In other experiments done on laboratory-grown mouse cells, the researchers found that IL-35 protects against uveitis by changing the destiny of primitive B cells. Without IL-35, those cells typically become antibody-producing B cells. But IL-35 turns a fraction of those cells into regulatory B cells that produce more IL-35, creating a chain reaction of calm. The researchers found that IL-35 has the same effect on human B cells grown in the lab, suggesting it could have similar therapeutic effects in people as in mice. Finally, the researchers found that they could reverse uveitis in mice with injections of the regulatory B cells that produce IL-35, instead of injecting the protein itself. Ultimately, using the cells as therapy may be better than using the protein, Dr. Egwuagu said.
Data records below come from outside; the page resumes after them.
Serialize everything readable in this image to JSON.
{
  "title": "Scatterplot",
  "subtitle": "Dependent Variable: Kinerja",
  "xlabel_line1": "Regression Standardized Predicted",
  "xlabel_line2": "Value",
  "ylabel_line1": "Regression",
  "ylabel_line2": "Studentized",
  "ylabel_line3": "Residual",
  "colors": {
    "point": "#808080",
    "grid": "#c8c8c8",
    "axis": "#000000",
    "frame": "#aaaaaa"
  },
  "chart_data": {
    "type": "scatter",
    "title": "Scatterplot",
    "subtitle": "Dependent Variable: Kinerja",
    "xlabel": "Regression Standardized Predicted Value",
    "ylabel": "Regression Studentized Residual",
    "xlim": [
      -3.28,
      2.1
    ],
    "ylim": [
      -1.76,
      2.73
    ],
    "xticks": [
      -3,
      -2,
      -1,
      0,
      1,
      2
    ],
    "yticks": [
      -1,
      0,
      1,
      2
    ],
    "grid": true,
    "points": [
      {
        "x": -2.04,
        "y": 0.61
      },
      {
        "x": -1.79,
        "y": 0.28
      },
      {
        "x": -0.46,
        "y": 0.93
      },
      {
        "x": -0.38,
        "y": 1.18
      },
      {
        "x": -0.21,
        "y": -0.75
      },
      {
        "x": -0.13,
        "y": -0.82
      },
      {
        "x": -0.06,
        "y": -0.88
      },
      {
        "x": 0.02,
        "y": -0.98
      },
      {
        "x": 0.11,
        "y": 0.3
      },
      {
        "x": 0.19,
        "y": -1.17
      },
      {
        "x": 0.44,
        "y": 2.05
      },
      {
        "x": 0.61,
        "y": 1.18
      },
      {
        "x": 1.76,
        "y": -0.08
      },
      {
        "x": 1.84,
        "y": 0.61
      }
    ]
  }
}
"We suspect that IL-35 is likely to have unpredictable side effects," he said. But the B cells responsible for producing it may produce other substances that balance these effects. "If you can grow and select for these cells, you can probably calibrate the effects of IL-35," he said.
Much work remains to be done to see if people with autoimmune uveitis could benefit from IL-35 or the cells that produce it. Testing in other animal models and methods for ramping up production of IL-35 will be necessary. Dr. Egwuagu also plans to investigate whether some people with autoimmune uveitis have a reduction or defect in regulatory B cells. If so, they would likely benefit from treatment with IL-35 or the regulatory B cells that produce it, said Dr. Egwuagu. There is also interest among the broader research community in determining if these therapies might be useful against other autoimmune diseases or organ transplant rejection.